Aku suka dengan sikap keluarga mereka yang sangat dermawan, yang kerap kali berbagi kebahagiaan kepada orang-orang terdekat mereka. Seperti pada salah satu episode yang baru saja aku tonton kemarin, sang ayah membelikan sebuah rumah–yang aku membayangkan untuk memilikinya saja tidak berani–kepada asistennya yang sudah lama mendampingi karirnya. Sungguh dermawan batinku berkata sepanjang melihat episode itu, dan tentu saja aku tak lupa meninggalkan komentar yang berisi doa-doa agar keluarga mereka diberikan rezeki berlipat-lipat dari Tuhan. Saat itu aku sangat ingin sekali melanjutkan untuk menonton episode-episode lainnya yang juga tak kalah menarik, namun sayangnya kuota internet yang baru saja kuisi sepuluh ribu sudah keburu habis, padahal masih banyak doa yang ingin aku kirimkan melalui kolom komentar. Memberikan komentar berisi doa-doa untuk keluarga itu sudah menjadi sebuah kebiasaan bagiku, aku yakin Tuhan akan mengabulkan doa baik yang selalu kutujukan kepada mereka, karena jika aku tak salah, bukankah Tuhan senantiasa mengabulkan doa-doa dari orang yang teraniaya?

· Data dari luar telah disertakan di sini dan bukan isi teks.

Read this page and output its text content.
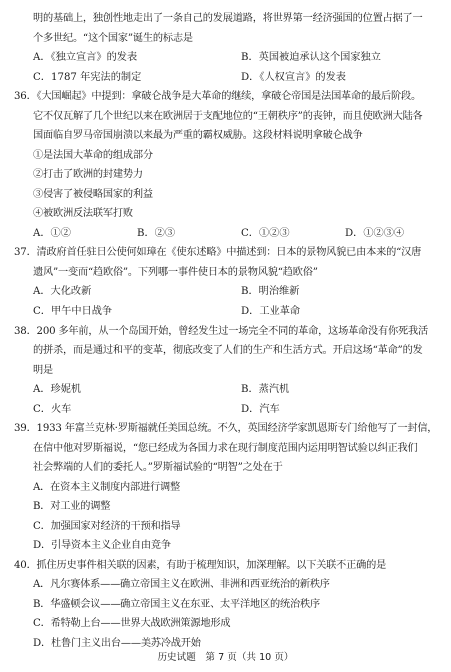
明的基础上，独创性地走出了一条自己的发展道路，将世界第一经济强国的位置占据了一
个多世纪。“这个国家”诞生的标志是
A．《独立宣言》的发表	B．英国被迫承认这个国家独立
C．1787 年宪法的制定	D．《人权宣言》的发表
36．《大国崛起》中提到：拿破仑战争是大革命的继续，拿破仑帝国是法国革命的最后阶段。
它不仅瓦解了几个世纪以来在欧洲居于支配地位的“王朝秩序”的丧钟，而且使欧洲大陆各
国面临自罗马帝国崩溃以来最为严重的霸权威胁。这段材料说明拿破仑战争
①是法国大革命的组成部分
②打击了欧洲的封建势力
③侵害了被侵略国家的利益
④被欧洲反法联军打败
A．①②	B．②③	C．①②③	D．①②③④
37．清政府首任驻日公使何如璋在《使东述略》中描述到：日本的景物风貌已由本来的“汉唐
遗风”一变而“趋欧俗”。下列哪一事件使日本的景物风貌“趋欧俗”
A．大化改新	B．明治维新
C．甲午中日战争	D．工业革命
38．200 多年前，从一个岛国开始，曾经发生过一场完全不同的革命，这场革命没有你死我活
的拼杀，而是通过和平的变革，彻底改变了人们的生产和生活方式。开启这场“革命”的发
明是
A．珍妮机	B．蒸汽机
C．火车	D．汽车
39．1933 年富兰克林·罗斯福就任美国总统。不久，英国经济学家凯恩斯专门给他写了一封信，
在信中他对罗斯福说，“您已经成为各国力求在现行制度范围内运用明智试验以纠正我们
社会弊端的人们的委托人。”罗斯福试验的“明智”之处在于
A．在资本主义制度内部进行调整
B．对工业的调整
C．加强国家对经济的干预和指导
D．引导资本主义企业自由竞争
40．抓住历史事件相关联的因素，有助于梳理知识，加深理解。以下关联不正确的是
A．凡尔赛体系——确立帝国主义在欧洲、非洲和西亚统治的新秩序
B．华盛顿会议——确立帝国主义在东亚、太平洋地区的统治秩序
C．希特勒上台——世界大战欧洲策源地形成
D．杜鲁门主义出台——美苏冷战开始
历史试题　第 7 页（共 10 页）
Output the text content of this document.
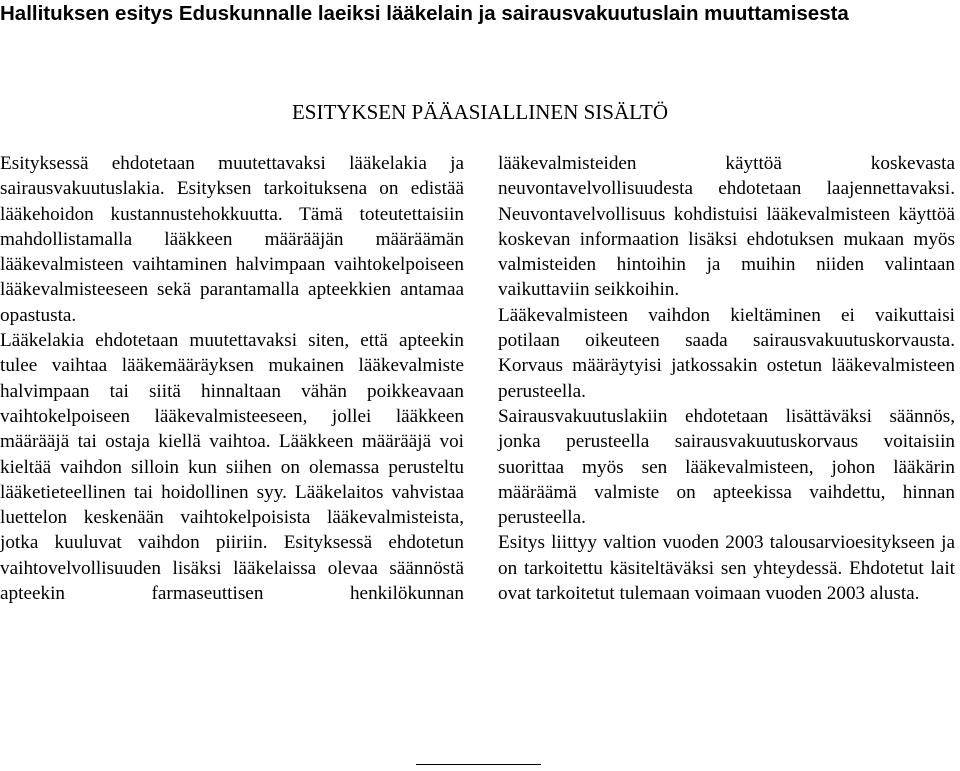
Hallituksen esitys Eduskunnalle laeiksi lääkelain ja sairausvakuutuslain muuttamisesta
ESITYKSEN PÄÄASIALLINEN SISÄLTÖ

Esityksessä ehdotetaan muutettavaksi lääkelakia ja sairausvakuutuslakia. Esityksen tarkoituksena on edistää lääkehoidon kustannustehokkuutta. Tämä toteutettaisiin mahdollistamalla lääkkeen määrääjän määräämän lääkevalmisteen vaihtaminen halvimpaan vaihtokelpoiseen lääkevalmisteeseen sekä parantamalla apteekkien antamaa opastusta.

Lääkelakia ehdotetaan muutettavaksi siten, että apteekin tulee vaihtaa lääkemääräyksen mukainen lääkevalmiste halvimpaan tai siitä hinnaltaan vähän poikkeavaan vaihtokelpoiseen lääkevalmisteeseen, jollei lääkkeen määrääjä tai ostaja kiellä vaihtoa. Lääkkeen määrääjä voi kieltää vaihdon silloin kun siihen on olemassa perusteltu lääketieteellinen tai hoidollinen syy. Lääkelaitos vahvistaa luettelon keskenään vaihtokelpoisista lääkevalmisteista, jotka kuuluvat vaihdon piiriin. Esityksessä ehdotetun vaihtovelvollisuuden lisäksi lääkelaissa olevaa säännöstä apteekin farmaseuttisen henkilökunnan

lääkevalmisteiden käyttöä koskevasta neuvontavelvollisuudesta ehdotetaan laajennettavaksi. Neuvontavelvollisuus kohdistuisi lääkevalmisteen käyttöä koskevan informaation lisäksi ehdotuksen mukaan myös valmisteiden hintoihin ja muihin niiden valintaan vaikuttaviin seikkoihin.

Lääkevalmisteen vaihdon kieltäminen ei vaikuttaisi potilaan oikeuteen saada sairausvakuutuskorvausta. Korvaus määräytyisi jatkossakin ostetun lääkevalmisteen perusteella.

Sairausvakuutuslakiin ehdotetaan lisättäväksi säännös, jonka perusteella sairausvakuutuskorvaus voitaisiin suorittaa myös sen lääkevalmisteen, johon lääkärin määräämä valmiste on apteekissa vaihdettu, hinnan perusteella.

Esitys liittyy valtion vuoden 2003 talousarvioesitykseen ja on tarkoitettu käsiteltäväksi sen yhteydessä. Ehdotetut lait ovat tarkoitetut tulemaan voimaan vuoden 2003 alusta.
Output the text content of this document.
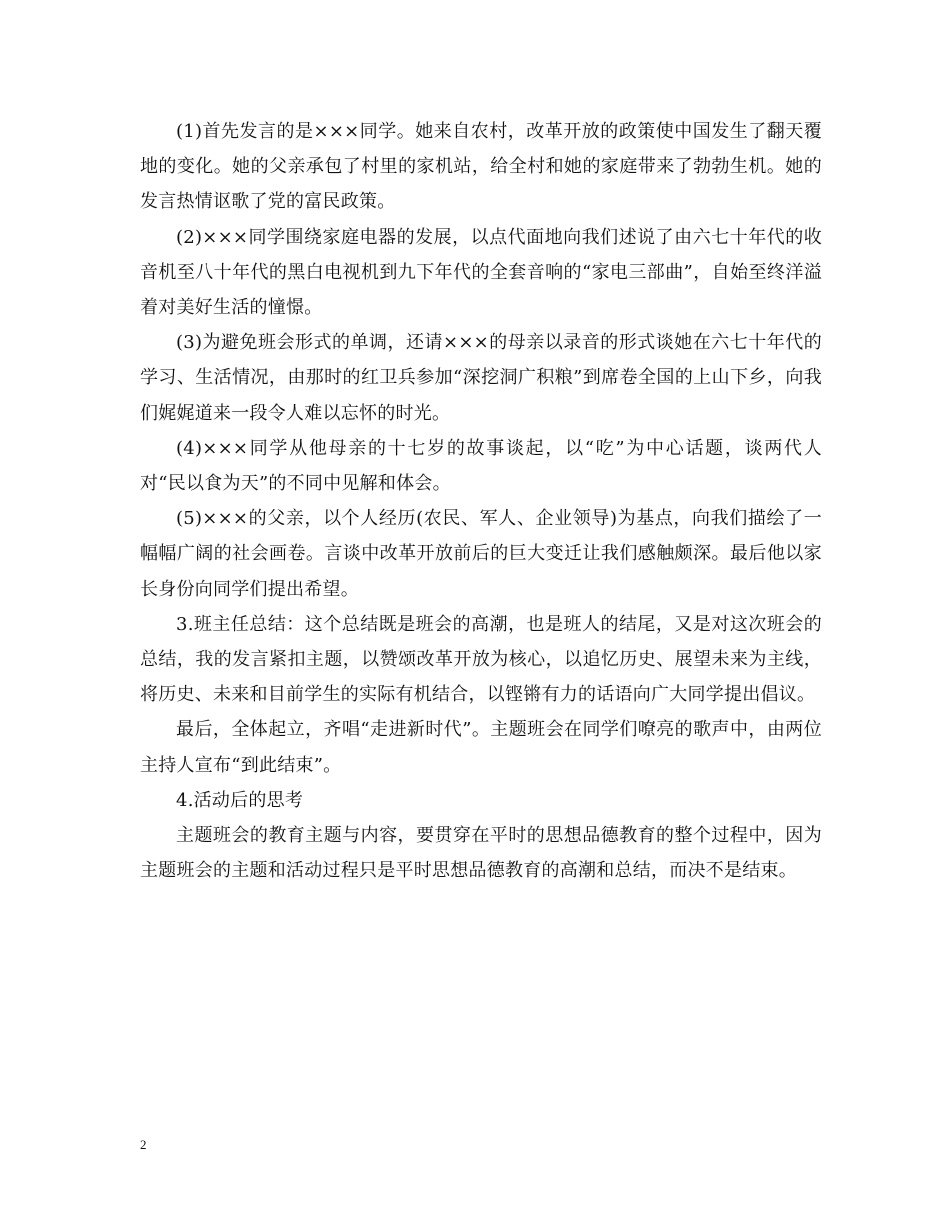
(1)首先发言的是×××同学。她来自农村，改革开放的政策使中国发生了翻天覆地的变化。她的父亲承包了村里的家机站，给全村和她的家庭带来了勃勃生机。她的发言热情讴歌了党的富民政策。

(2)×××同学围绕家庭电器的发展，以点代面地向我们述说了由六七十年代的收音机至八十年代的黑白电视机到九下年代的全套音响的“家电三部曲”，自始至终洋溢着对美好生活的憧憬。

(3)为避免班会形式的单调，还请×××的母亲以录音的形式谈她在六七十年代的学习、生活情况，由那时的红卫兵参加“深挖洞广积粮”到席卷全国的上山下乡，向我们娓娓道来一段令人难以忘怀的时光。

(4)×××同学从他母亲的十七岁的故事谈起，以“吃”为中心话题，谈两代人对“民以食为天”的不同中见解和体会。

(5)×××的父亲，以个人经历(农民、军人、企业领导)为基点，向我们描绘了一幅幅广阔的社会画卷。言谈中改革开放前后的巨大变迁让我们感触颇深。最后他以家长身份向同学们提出希望。

3.班主任总结：这个总结既是班会的高潮，也是班人的结尾，又是对这次班会的总结，我的发言紧扣主题，以赞颂改革开放为核心，以追忆历史、展望未来为主线，将历史、未来和目前学生的实际有机结合，以铿锵有力的话语向广大同学提出倡议。

最后，全体起立，齐唱“走进新时代”。主题班会在同学们嘹亮的歌声中，由两位主持人宣布“到此结束”。

4.活动后的思考

主题班会的教育主题与内容，要贯穿在平时的思想品德教育的整个过程中，因为主题班会的主题和活动过程只是平时思想品德教育的高潮和总结，而决不是结束。

2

Sore tadi saat pulang kerja aku mampir di konter pulsa langganan yang letaknya tak jauh dari tempat tinggalku. Seperti biasa aku membeli paket internet sepuluh ribuan yang akan kubayar di akhir bulan saat aku gajian nanti, dan tak lupa aku juga menambah daftar panjang tunggakan hutangku di warung makan yang bersebelahan dengan konter pulsa langgananku. Sebenarnya aku tak enak hati karena membikin repot orang-orang ini, tapi mau bagaimana lagi, uang gajian yang kuterima tiap tanggal 28 itu bisa diibaratkan seperti angin sore yang hilang tanpa bekas di pipi anak-anak kecil pemain bola di lapangan yang gersang, ya, hanya lewat begitu saja dan tiba-tiba habis tanpa sempat aku sadari jika hari itu adalah hari gajianku.

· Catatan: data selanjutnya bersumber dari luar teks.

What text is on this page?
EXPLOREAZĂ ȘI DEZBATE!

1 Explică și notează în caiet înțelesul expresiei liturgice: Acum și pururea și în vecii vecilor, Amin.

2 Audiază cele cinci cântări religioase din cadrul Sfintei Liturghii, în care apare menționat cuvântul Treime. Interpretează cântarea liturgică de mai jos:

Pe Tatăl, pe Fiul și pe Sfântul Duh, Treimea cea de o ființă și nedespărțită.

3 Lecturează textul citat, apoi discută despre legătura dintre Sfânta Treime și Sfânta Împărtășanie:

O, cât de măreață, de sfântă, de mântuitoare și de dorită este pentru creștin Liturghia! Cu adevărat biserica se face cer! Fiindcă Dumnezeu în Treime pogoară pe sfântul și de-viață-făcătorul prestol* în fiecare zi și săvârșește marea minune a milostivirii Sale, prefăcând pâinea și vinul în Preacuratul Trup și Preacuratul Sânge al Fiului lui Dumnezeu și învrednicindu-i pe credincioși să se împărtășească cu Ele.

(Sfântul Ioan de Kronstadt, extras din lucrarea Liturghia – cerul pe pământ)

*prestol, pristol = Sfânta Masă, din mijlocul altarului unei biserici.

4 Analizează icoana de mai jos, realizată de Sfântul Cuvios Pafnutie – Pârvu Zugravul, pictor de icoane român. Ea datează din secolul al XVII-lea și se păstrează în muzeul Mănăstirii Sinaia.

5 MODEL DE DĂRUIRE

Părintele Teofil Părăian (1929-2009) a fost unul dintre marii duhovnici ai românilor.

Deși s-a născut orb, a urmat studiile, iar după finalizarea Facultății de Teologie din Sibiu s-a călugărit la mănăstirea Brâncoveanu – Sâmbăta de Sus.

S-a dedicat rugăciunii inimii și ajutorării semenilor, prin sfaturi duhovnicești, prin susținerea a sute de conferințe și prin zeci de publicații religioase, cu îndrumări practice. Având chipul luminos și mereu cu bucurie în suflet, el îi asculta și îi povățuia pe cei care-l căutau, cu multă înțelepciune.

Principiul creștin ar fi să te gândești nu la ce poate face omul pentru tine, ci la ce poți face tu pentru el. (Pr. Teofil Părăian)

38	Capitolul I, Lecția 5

Tak seperti biasanya, sore tadi aku langsung pulang menuju kamarku tanpa mampir ke pos satpam tempatku biasa bertukar kesah dengan orang-orang yang kurang lebih bernasib sama denganku. Bisa dikatakan hampir setiap hari kami mengadakan sesi curhat bersama, saling melontarkan keluhan dan makian atas perlakuan orang-orang yang memandang sebelah mata keberadaan kami, atau jika sudah terlalu lelah kami hanya bisa tertawa bersama–bukankah seorang bijak pernah berkata bahwa jika dunia tengah mengajakmu bercanda, maka yang bisa kau lakukan hanyalah menertawakannya? Namun, hari ini aku sengaja melewatkan sesi rutin itu karena aku harus menonton episode terbaru di saluran youtube keluarga favoritku, aku harus bergegas.

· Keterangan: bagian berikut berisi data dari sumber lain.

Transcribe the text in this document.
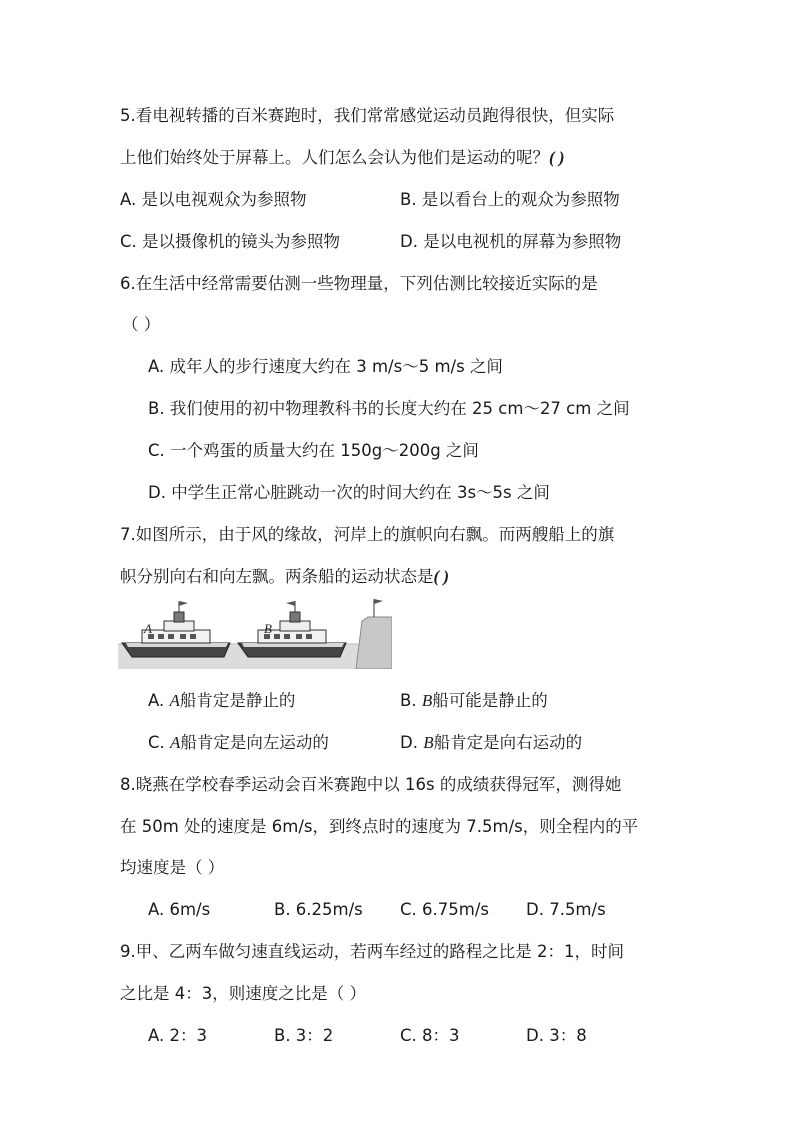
5.看电视转播的百米赛跑时，我们常常感觉运动员跑得很快，但实际
上他们始终处于屏幕上。人们怎么会认为他们是运动的呢？( )
A. 是以电视观众为参照物	B. 是以看台上的观众为参照物
C. 是以摄像机的镜头为参照物	D. 是以电视机的屏幕为参照物
6.在生活中经常需要估测一些物理量，下列估测比较接近实际的是
（ ）
A. 成年人的步行速度大约在 3 m/s～5 m/s 之间
B. 我们使用的初中物理教科书的长度大约在 25 cm～27 cm 之间
C. 一个鸡蛋的质量大约在 150g～200g 之间
D. 中学生正常心脏跳动一次的时间大约在 3s～5s 之间
7.如图所示，由于风的缘故，河岸上的旗帜向右飘。而两艘船上的旗
帜分别向右和向左飘。两条船的运动状态是( )
A	B
A. A船肯定是静止的	B. B船可能是静止的
C. A船肯定是向左运动的	D. B船肯定是向右运动的
8.晓燕在学校春季运动会百米赛跑中以 16s 的成绩获得冠军，测得她
在 50m 处的速度是 6m/s，到终点时的速度为 7.5m/s，则全程内的平
均速度是（ ）
A. 6m/s	B. 6.25m/s C. 6.75m/s D. 7.5m/s
9.甲、乙两车做匀速直线运动，若两车经过的路程之比是 2：1，时间
之比是 4：3，则速度之比是（ ）
A. 2：3	B. 3：2	C. 8：3	D. 3：8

Pukul lima aku telah kembali berada di kamarku, ya, ruangan berukuran 3 kali 3 bercat hijau yang pengap tak berventilasi udara itu. Aku sudah menempatkan badanku senyaman mungkin, agar aku bisa menikmati cerita Rafathar dan keluarganya, agar aku bisa khusyuk mengirimkan doa di kolom komentar, semoga saja kuota internet sepuluh ribuku cukup untuk menonton beberapa video sekaligus, batinku.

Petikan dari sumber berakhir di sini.